La fuvelle du cheval.

La fuvelle du cheval.  

Dans la rue du Lavoir, au n°12 exactement, une petite plaque en céramique émaillée est intitulée " la fuvèlo, la fuvelle" : on comprend (même si l’on est chinois ou afghan) que cela veut dire l’anneau (en fer). Mais à quoi pouvait servir cet anneau enfoncé dans le mur ?

  

Cet anneau servait à attacher le cheval, juste à côté de la porte d’entrée. Ces fuvelles (environ une quarantaine sont encore visibles dans les ruelles et sur la place) sont apparemment de simples objets mais que d’histoires pourraient-elles raconter ! 
"objets inanimés, avez-vous donc une âme ?". Pas tous, mais les fuvelles, oui !

  

L’une d’elles se souvient du cheval d’Auguste Giraud qui faisait tous les jours quatre fois le trajet de Camp-Fournier. Après les vignes, il suivait son maître vers les pêchers : les fruits étaient empilés dans de grosses caisses en bois, chargées ensuite sur la charrette peinte en bleu. Pour monter par la calade, il fallait forcer sur les muscles et à l’arrivée quelques gorgées à la cascade faisaient beaucoup de bien. Il était midi, Auguste accrochait son cheval à la fuvelle et mangeait avec Denise : la daube avait mijoté sur le poêle depuis le matin de bonne heure et le beau pain de campagne donnait envie de saucer l’assiette jusqu’à la rendre propre. Quelques minutes de sieste et il fallait redescendre ...

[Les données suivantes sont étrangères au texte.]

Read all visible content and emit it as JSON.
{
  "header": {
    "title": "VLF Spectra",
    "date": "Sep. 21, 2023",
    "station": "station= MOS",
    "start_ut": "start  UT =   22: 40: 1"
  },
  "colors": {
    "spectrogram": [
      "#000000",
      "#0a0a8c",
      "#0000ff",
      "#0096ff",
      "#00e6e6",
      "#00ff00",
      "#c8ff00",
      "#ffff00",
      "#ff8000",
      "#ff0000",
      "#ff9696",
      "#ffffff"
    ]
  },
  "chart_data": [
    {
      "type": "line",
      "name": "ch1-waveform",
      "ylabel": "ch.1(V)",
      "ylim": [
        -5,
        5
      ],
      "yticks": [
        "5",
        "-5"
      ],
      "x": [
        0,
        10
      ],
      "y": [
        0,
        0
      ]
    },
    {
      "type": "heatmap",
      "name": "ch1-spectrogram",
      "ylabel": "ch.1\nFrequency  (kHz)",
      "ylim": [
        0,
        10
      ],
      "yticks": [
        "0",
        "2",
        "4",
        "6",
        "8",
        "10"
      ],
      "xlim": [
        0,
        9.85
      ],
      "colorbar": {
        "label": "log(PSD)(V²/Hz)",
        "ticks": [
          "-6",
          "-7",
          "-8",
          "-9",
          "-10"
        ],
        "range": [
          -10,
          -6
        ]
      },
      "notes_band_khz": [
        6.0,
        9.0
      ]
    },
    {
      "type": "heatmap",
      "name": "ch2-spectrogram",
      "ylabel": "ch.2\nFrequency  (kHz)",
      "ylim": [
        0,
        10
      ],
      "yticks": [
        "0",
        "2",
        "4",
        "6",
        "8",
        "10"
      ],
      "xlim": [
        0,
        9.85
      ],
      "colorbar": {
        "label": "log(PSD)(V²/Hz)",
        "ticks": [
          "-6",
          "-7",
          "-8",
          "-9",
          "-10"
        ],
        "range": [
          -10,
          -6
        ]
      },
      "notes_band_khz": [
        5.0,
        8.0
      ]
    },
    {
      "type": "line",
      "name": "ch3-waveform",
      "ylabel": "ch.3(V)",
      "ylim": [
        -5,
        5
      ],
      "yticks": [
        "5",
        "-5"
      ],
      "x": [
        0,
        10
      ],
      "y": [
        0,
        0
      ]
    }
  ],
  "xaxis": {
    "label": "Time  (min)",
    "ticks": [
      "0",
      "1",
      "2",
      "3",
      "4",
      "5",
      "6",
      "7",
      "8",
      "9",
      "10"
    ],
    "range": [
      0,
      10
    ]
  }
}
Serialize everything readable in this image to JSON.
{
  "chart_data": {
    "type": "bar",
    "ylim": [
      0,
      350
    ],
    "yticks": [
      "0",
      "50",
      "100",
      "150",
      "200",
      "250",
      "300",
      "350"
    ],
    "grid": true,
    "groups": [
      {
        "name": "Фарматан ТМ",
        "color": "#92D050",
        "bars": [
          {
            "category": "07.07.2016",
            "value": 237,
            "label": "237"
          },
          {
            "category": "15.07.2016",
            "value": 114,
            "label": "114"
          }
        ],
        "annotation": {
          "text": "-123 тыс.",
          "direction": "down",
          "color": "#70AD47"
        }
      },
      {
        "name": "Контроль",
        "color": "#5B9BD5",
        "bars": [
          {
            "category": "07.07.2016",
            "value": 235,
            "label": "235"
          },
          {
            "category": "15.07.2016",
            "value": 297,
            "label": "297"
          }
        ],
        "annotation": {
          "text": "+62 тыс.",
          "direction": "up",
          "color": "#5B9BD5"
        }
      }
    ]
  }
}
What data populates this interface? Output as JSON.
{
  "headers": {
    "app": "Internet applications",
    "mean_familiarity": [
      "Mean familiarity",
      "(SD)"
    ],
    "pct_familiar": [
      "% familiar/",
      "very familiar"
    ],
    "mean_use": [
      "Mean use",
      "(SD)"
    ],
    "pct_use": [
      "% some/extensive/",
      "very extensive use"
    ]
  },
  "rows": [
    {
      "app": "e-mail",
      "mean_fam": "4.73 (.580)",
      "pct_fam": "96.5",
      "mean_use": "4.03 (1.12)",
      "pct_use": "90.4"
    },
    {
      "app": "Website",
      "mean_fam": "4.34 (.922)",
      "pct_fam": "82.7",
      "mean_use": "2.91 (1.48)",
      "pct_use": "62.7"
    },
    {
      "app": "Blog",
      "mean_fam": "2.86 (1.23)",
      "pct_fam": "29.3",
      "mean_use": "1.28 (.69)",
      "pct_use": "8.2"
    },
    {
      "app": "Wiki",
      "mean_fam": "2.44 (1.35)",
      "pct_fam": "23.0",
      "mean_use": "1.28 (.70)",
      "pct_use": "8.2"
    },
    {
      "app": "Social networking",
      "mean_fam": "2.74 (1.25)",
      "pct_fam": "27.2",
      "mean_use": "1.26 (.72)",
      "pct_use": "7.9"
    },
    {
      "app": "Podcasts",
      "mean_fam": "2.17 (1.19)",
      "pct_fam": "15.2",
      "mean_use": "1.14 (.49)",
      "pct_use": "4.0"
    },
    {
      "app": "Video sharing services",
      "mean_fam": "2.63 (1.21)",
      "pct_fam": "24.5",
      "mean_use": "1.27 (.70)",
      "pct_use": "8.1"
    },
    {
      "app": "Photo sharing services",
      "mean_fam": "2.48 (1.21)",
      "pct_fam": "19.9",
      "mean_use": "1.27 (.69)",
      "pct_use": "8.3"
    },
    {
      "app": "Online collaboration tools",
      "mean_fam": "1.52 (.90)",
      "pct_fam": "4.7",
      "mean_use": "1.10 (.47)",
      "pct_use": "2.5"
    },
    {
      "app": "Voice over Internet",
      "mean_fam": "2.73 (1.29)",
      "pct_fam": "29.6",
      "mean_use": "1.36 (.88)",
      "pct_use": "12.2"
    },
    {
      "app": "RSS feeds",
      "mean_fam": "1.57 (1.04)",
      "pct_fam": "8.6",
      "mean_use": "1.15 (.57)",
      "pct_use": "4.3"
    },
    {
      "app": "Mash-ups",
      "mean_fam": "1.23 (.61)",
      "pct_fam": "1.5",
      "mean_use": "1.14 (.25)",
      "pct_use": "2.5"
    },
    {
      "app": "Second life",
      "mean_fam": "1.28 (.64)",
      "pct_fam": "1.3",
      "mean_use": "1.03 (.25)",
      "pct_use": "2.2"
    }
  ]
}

Une autre fuvelle (dans la rue Grande) se souvient du cheval de Rose et Marius Henry : les trajets jusqu’au Pré-Puget, seulement 2 par jour car Rose et Marius prenaient le repas de midi dans la petite bastide, juste à côté des grands peupliers. Le soir, la charrette ramenait du bois pour le poêle et les deux cheminées et au printemps Rose revenait chaque jour avec un bouquet de ses splendides fleurs qu’elle adorait voir dans son jardin. 

A Tourtour, les chevaux étaient un moyen de locomotion, de transport et un outil primordial dans les travaux des champs. On dit "cheval de trait" mais quelles sont les particularités de cette famille d’équidés ? 
Quelques petits renseignements.... 

Un cheval de trait est un cheval appartenant à une race sélectionnée pour ses aptitudes à la traction de véhicules de toutes sortes (roulottes, chariots, tombereaux, etc.) ou d’instruments agricoles (charrues, faucheuses, râteaux, etc.). Durant la première guerre mondiale, le cheval de trait a joué un grand rôle dans le transport des canons (et pour les obus).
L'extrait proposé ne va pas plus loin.